Interesting cause and effect relations here.  An oil spill.  Affects the economy.  A moratorium and some regulatory tightening to avoid an oil spill.  Affects the economy.
Yeah, well.  You get what you vote for.   Surely gas will go down to 2 bucks any day now.

In election news:
Now that Jay Clough has dropped out of the race, Doc Hastings will be running unopposed. While this does guarantee a disappointing victory for Hastings, we still will remain active with what we have been doing, in order to raise awareness and understanding about the issues.

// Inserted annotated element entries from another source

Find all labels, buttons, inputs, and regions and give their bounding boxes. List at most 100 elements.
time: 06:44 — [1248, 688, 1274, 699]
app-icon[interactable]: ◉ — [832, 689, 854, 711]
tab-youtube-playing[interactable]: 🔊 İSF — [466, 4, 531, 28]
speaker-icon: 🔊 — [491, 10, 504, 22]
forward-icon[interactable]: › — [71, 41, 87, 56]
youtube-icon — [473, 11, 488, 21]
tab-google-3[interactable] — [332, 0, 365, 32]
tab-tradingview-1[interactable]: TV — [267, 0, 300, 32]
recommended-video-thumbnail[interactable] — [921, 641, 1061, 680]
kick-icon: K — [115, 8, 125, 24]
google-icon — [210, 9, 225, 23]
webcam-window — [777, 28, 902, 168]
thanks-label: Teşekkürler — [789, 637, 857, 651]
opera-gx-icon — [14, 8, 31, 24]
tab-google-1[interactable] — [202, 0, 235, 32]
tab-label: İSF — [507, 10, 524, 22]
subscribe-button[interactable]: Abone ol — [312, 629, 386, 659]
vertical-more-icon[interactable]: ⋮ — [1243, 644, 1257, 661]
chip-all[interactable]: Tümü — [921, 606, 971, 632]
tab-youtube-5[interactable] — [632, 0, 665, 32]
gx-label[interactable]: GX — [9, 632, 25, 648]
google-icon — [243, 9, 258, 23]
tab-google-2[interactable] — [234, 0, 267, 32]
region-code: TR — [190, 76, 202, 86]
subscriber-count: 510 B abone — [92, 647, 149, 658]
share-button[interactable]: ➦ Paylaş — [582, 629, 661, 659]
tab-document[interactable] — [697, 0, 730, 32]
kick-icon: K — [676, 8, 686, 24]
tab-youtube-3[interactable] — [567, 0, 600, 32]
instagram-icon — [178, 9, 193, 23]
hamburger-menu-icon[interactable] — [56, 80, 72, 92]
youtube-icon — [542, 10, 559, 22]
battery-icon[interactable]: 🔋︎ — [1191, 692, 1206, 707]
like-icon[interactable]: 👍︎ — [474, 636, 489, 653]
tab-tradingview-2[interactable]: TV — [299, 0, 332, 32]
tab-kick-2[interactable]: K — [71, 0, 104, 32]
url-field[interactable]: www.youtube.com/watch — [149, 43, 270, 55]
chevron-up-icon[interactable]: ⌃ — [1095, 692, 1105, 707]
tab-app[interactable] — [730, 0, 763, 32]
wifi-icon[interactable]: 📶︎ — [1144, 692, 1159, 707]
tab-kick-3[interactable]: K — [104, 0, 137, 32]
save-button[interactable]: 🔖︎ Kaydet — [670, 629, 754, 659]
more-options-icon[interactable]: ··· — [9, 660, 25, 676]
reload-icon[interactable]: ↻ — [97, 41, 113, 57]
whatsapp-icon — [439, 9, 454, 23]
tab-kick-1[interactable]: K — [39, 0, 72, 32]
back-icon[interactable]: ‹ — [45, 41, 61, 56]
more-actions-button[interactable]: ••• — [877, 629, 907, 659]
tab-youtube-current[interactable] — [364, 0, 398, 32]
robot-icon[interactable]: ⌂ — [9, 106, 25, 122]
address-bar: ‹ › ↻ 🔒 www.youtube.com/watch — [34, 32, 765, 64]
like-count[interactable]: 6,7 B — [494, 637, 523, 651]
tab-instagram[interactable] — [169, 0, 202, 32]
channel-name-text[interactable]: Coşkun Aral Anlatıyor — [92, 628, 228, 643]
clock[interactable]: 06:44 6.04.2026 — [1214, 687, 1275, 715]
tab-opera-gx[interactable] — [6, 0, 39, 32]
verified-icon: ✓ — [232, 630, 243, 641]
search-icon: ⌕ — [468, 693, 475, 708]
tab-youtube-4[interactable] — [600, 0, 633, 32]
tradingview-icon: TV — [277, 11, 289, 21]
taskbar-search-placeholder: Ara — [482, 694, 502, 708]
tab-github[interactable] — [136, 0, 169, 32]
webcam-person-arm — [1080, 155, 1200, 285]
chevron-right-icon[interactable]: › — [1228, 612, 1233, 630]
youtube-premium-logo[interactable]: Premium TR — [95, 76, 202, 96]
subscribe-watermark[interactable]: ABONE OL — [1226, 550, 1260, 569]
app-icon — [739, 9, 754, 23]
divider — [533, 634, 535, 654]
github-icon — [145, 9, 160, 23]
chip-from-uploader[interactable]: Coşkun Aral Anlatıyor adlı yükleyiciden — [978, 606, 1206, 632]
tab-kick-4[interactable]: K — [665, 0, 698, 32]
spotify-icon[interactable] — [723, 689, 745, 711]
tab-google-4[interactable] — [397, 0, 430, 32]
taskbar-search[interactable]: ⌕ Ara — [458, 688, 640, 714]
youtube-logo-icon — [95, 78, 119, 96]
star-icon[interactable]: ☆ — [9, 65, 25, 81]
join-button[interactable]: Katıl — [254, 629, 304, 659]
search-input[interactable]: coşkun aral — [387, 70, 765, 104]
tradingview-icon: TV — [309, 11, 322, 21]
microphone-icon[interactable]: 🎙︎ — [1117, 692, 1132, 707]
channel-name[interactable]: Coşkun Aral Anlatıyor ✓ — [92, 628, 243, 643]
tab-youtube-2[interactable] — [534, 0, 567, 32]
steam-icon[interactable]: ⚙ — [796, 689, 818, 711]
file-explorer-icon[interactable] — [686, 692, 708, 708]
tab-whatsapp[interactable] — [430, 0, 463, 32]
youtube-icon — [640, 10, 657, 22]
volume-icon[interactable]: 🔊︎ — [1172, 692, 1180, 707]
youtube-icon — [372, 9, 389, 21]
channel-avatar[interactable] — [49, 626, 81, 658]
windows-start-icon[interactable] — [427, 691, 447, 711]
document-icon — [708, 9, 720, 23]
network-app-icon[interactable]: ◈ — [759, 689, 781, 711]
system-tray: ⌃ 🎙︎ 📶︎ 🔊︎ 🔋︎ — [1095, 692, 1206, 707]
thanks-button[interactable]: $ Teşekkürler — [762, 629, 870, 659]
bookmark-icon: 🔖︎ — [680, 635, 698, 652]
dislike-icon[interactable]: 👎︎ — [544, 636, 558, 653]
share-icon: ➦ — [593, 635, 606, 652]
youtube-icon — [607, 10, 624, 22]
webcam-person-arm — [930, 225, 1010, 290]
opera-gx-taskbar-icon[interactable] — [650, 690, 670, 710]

Clough has moved on to slightly greener pastures — he’ll get killed in the race in the 5th district, sure, but by a few fewer percentage votes.  Meantime, for the fourth, Washington’s “anywhere in the state” and top two primary system guarantees that there will be someone on the ballot against him in November.

You got this guy.
Dr. Mohammad H. Said announced his candidacy as a third-party candidate for the American Centrist Movement, which Said says he founded.

American Centrist Movement, huh?  Actually down the list it’s a hodge-podge of sorts, but never mind…  We’ll see if, like last election, a Tea Party candidate from Prosser chimes in.
Other ideas:  Maybe Gordon Allen Pross can switch parties again, and win by being the only Democratic candidate in the race.  Or, you know, Dennis Kucinich is in the hunt for a district.  Hey!  That’d be an interesting race!  Doc Hastings versus Dennis Kucinich!